There’s an interesting dynamic playing out in the secondaries market that suggests LPs’ thinking about how to manage their portfolios is evolving.

According to new data from Jefferies, the average age of fund interests sold during the first half of this year was seven years. Not only is this a drop from 8.4 years during the same period last year and down from the high of 11.3 years in 2020, it’s also the youngest average fund age for secondaries trades in more than a decade.

In other words, sellers so far this year have been more willing to part with funds they have more recently committed to than at any other point over the last 11 years.

So, was 2016 simply a dud vintage and one that LPs around the globe just happened to be keen to exit in the first half of the year? Or are there other dynamics at play?

Matt Wesley, global head of private capital advisory at Jefferies, says it’s largely being driven by buyers wanting more upside potential from younger vintages and sellers being more willing to include such fund stakes in wider sales as this can meaningfully help with optical pricing.

“Including newer funds helped to bridge some of the optics associated with the bid-ask spread,” Wesley told Secondaries Investor. In some cases, sellers hedged their bets by selling partial stakes in newer vintage funds, he added.

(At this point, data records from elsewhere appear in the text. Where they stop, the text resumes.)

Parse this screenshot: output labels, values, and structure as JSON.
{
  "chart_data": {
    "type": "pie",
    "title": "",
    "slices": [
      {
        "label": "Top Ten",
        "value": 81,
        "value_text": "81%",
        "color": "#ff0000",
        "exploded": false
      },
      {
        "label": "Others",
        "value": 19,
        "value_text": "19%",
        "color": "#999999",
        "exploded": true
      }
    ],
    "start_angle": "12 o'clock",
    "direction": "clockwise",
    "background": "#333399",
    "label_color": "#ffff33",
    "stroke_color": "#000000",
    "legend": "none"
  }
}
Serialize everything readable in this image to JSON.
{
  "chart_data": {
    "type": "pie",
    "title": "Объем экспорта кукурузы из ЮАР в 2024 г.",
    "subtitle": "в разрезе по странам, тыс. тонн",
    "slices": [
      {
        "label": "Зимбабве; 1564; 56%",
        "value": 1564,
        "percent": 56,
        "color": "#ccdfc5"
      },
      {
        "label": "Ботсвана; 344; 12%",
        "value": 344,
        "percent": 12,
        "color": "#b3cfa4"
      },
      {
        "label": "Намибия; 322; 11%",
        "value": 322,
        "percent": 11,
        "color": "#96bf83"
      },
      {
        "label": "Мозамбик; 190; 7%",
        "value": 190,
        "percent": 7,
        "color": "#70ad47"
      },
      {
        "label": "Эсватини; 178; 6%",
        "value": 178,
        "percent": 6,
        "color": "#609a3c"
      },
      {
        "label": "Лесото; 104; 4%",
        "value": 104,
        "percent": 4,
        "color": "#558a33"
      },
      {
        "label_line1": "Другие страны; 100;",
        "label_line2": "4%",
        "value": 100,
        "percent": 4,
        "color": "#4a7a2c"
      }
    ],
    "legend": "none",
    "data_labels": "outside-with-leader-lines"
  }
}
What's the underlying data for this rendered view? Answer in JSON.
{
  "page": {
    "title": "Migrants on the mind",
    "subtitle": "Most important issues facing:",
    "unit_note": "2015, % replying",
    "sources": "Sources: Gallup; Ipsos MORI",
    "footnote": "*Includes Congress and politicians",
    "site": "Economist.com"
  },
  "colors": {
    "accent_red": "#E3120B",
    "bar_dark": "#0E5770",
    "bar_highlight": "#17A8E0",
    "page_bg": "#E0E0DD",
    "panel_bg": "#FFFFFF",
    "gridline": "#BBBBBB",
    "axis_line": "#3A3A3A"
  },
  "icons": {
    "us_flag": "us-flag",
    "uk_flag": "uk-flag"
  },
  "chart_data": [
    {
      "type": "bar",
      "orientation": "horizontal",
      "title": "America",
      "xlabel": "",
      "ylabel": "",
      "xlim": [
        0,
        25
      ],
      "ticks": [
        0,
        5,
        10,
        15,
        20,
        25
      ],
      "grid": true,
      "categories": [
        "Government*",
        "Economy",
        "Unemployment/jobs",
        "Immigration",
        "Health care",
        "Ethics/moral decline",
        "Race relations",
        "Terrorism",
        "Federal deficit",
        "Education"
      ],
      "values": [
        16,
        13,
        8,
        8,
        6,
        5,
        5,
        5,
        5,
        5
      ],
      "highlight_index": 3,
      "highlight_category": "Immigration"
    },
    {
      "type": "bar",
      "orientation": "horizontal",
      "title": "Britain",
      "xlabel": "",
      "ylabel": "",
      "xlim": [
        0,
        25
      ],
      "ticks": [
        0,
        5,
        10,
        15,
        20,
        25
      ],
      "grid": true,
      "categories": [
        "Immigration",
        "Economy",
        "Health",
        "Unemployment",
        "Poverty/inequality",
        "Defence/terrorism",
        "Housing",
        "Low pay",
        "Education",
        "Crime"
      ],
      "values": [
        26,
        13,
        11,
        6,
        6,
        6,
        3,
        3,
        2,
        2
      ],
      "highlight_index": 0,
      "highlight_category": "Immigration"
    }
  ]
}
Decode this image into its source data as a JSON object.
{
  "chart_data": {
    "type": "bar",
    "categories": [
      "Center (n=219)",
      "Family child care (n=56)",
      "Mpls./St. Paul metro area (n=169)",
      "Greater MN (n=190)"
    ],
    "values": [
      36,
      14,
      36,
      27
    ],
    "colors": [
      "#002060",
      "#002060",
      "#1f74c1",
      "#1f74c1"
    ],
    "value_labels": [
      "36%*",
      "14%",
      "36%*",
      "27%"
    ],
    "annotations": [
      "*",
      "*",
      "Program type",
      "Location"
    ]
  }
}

The notion of ‘unfunded relief’ could also be playing a part. LPs who may be approaching or at allocation limits will be wary about any unfunded commitments turning into net asset value on their books, and thus may be looking to the secondaries market to sell funds with larger proportions of unfunded commitments – ie, younger vintages. For these same LPs, selling older funds now may mean they are losing out on upside as assets in older funds are more likely to be exited when the IPO markets reopen and M&A processes pick back up.

With pricing rising by 6 percentage points year-on-year in the first six months of 2023 compared with the end of last year, as Jefferies’ report notes, it can be beneficial both from a pricing point of view and to seek unfunded relief for an LP to part with younger vintages at this point in the market, Wesley notes.

It’s worth pointing out that Jefferies’ latest figures relate to first-half trading only, and the average age of fund stakes sold for full-year 2023 may end up being older than seven years come end-December. Still, the data suggests LPs increasingly aren’t viewing the secondaries market as a place to dispose of old vintages only – and that’s a healthy development for the market.